The bunker in Granville (Manche) organised by the association Un été 44 Normandy, has upset local officials, who say that it is not what they had anticipated on agreeing to the project.

“The result does not match what we agreed on based on the historical documents,” Granville councillor Alexis Cosson-James told newspaper La Presse de la Manche.

“We had envisioned a restoration project rather than an artistic creation.”

The association responsible told The Connexion they based the paint on photographs taken from the 1950s and consulted with Architectes des bâtiments de France, the body that oversees historic buildings, before beginning the work in October.

“Almost all of the original paint had completely disappeared, except around one of the windows,” association secretary Merwan Le Saint told The Connexion.

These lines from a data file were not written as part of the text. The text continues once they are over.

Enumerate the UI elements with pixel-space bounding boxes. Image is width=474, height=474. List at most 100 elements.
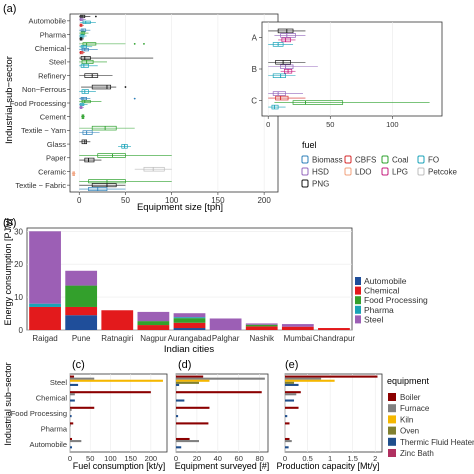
a-box	[143, 166, 165, 172]
a-outlier	[133, 97, 136, 100]
b-xtick-label: Aurangabad	[168, 334, 212, 343]
b-bar-segment	[245, 323, 278, 325]
a-box	[79, 14, 86, 19]
d-xtick-label: 20	[193, 454, 201, 463]
a-ytick-label: Glass	[47, 140, 66, 149]
b-xtick-label: Chandrapur	[313, 334, 356, 343]
fuel-legend-key	[344, 167, 352, 176]
e-bar	[285, 437, 290, 441]
b-bar-segment	[137, 325, 170, 330]
b-bar-segment	[173, 318, 206, 323]
inset-box	[292, 100, 344, 105]
d-bar	[176, 440, 199, 443]
b-ytick-label: 20	[14, 260, 23, 269]
c-ytick-label: Food Processing	[11, 409, 67, 418]
b-bar-segment	[65, 285, 98, 307]
e-bar	[285, 391, 301, 394]
e-bar	[285, 415, 288, 418]
b-xtick-label: Mumbai	[284, 334, 313, 343]
a-box	[82, 130, 93, 135]
d-xtick-label: 40	[214, 454, 222, 463]
c-bar	[70, 437, 73, 441]
a-box	[79, 17, 84, 21]
a-box	[81, 59, 94, 64]
b-bar-segment	[137, 311, 170, 322]
c-bar	[70, 375, 75, 378]
b-legend-label: Automobile	[364, 276, 407, 286]
b-ytick-label: 0	[19, 326, 24, 335]
b-bar-segment	[65, 315, 98, 330]
a-box	[97, 153, 126, 158]
b-bar-segment	[173, 322, 206, 329]
inset-xtick-label: 50	[326, 120, 334, 129]
a-box	[81, 89, 89, 94]
c-bar	[70, 422, 74, 425]
c-plot-frame	[69, 373, 168, 453]
d-xtick-label: 80	[255, 454, 263, 463]
a-box	[91, 183, 117, 188]
inset-xtick-label: 100	[386, 120, 399, 129]
d-bar	[176, 415, 179, 418]
equipment-legend-label: Oven	[400, 427, 419, 436]
a-outlier	[143, 42, 145, 45]
a-ylabel: Industrial sub−sector	[4, 56, 15, 144]
inset-box	[272, 73, 286, 78]
a-box	[82, 42, 97, 46]
d-xtick-label: 0	[174, 454, 178, 463]
a-xlabel: Equipment size [tph]	[137, 202, 223, 213]
equipment-legend-title: equipment	[387, 376, 430, 386]
e-plot-frame	[284, 373, 383, 453]
a-plot-frame	[69, 13, 279, 193]
a-box	[80, 97, 87, 101]
fuel-legend-title: fuel	[302, 140, 317, 150]
inset-xtick-label: 0	[266, 120, 270, 129]
d-bar	[176, 446, 182, 449]
b-legend-label: Chemical	[364, 286, 400, 296]
equipment-legend-key	[388, 426, 396, 435]
d-bar	[176, 377, 265, 380]
a-box	[91, 125, 117, 131]
b-ylabel: Energy consumption [PJ/y]	[3, 218, 13, 325]
c-xtick-label: 150	[124, 454, 137, 463]
e-bar	[285, 383, 299, 386]
inset-box	[281, 37, 291, 43]
b-legend-label: Pharma	[364, 305, 394, 315]
c-xtick-label: 50	[86, 454, 94, 463]
c-ytick-label: Automobile	[29, 440, 67, 449]
equipment-legend-key	[388, 393, 396, 401]
inset-ytick-label: C	[251, 96, 257, 105]
b-xtick-label: Nashik	[249, 334, 274, 343]
d-bar	[176, 379, 210, 382]
a-xtick-label: 150	[211, 196, 225, 205]
equipment-legend-key	[388, 415, 396, 424]
inset-plot-frame	[261, 21, 443, 117]
b-bar-segment	[29, 303, 61, 307]
b-xtick-label: Raigad	[32, 334, 57, 343]
a-ytick-label: Automobile	[28, 17, 66, 26]
b-legend-label: Steel	[364, 314, 383, 324]
fuel-legend-label: Biomass	[312, 156, 343, 165]
b-bar-segment	[318, 328, 350, 330]
a-box	[81, 139, 87, 145]
b-xtick-label: Pune	[72, 334, 91, 343]
e-xtick-label: 1.5	[347, 454, 357, 463]
inset-box	[280, 33, 296, 38]
a-box	[91, 84, 112, 90]
panel-label-b: (b)	[3, 217, 16, 229]
fuel-legend-label: LPG	[392, 168, 408, 177]
a-ytick-label: Chemical	[35, 44, 67, 53]
e-bar	[285, 422, 290, 425]
fuel-legend-key	[417, 155, 425, 164]
b-bar-segment	[245, 324, 278, 327]
b-legend-key	[355, 315, 361, 324]
e-bar	[285, 446, 289, 449]
a-outlier	[94, 15, 97, 18]
a-box	[80, 56, 91, 61]
c-ytick-label: Chemical	[36, 393, 68, 402]
a-ytick-label: Textile − Fabric	[15, 181, 66, 190]
d-bar	[176, 381, 199, 384]
b-bar-segment	[173, 313, 206, 318]
e-bar	[285, 393, 297, 396]
fuel-legend-label: LDO	[355, 168, 371, 177]
a-outlier	[133, 42, 136, 45]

“The mairie isn’t happy because the remaining original paint isn’t visible anymore.”

During the Second World War, the Nazi occupiers of Normandy forced locals to paint the bunker for them, which the association hopes their repainting will help to commemorate.

“The father of one of our donors was one of the people forced by the Nazis to paint the bunker,” said association treasurer Stéphane Souvenet.

“We felt an obligation to honour their memory.”

Much of the bunker’s original paintwork was still visible in the 1950s Pic: Un Eté 44 Normandy Association

Around 12,000 bunkers were built along the coast by the Nazis, from Norway to the French Basque country, between 1942 and 1944.

In France alone, some 150,000 workers were taken on to build them, most enlisted under service du travail obligatoire (STO) rules, when thousands of French workers were forced to work for the war effort.

Read more: Painful and important history of France’s WW2 bunkers

In response to criticism from the mairie, some of the new paint has been removed, revealing the bunker’s concrete aspect.

However, the association hopes that the rest of the paint can stay, at least until the 80th anniversary of D-Day next summer.

“At the moment it’s a battle,” said Mr Le Saint. “The mairie doesn’t want to hear about keeping the paint. I’ve been in negotiations with them for days.”

“But the reaction from visitors has been positive. People are amazed that the bunker ever looked like this.”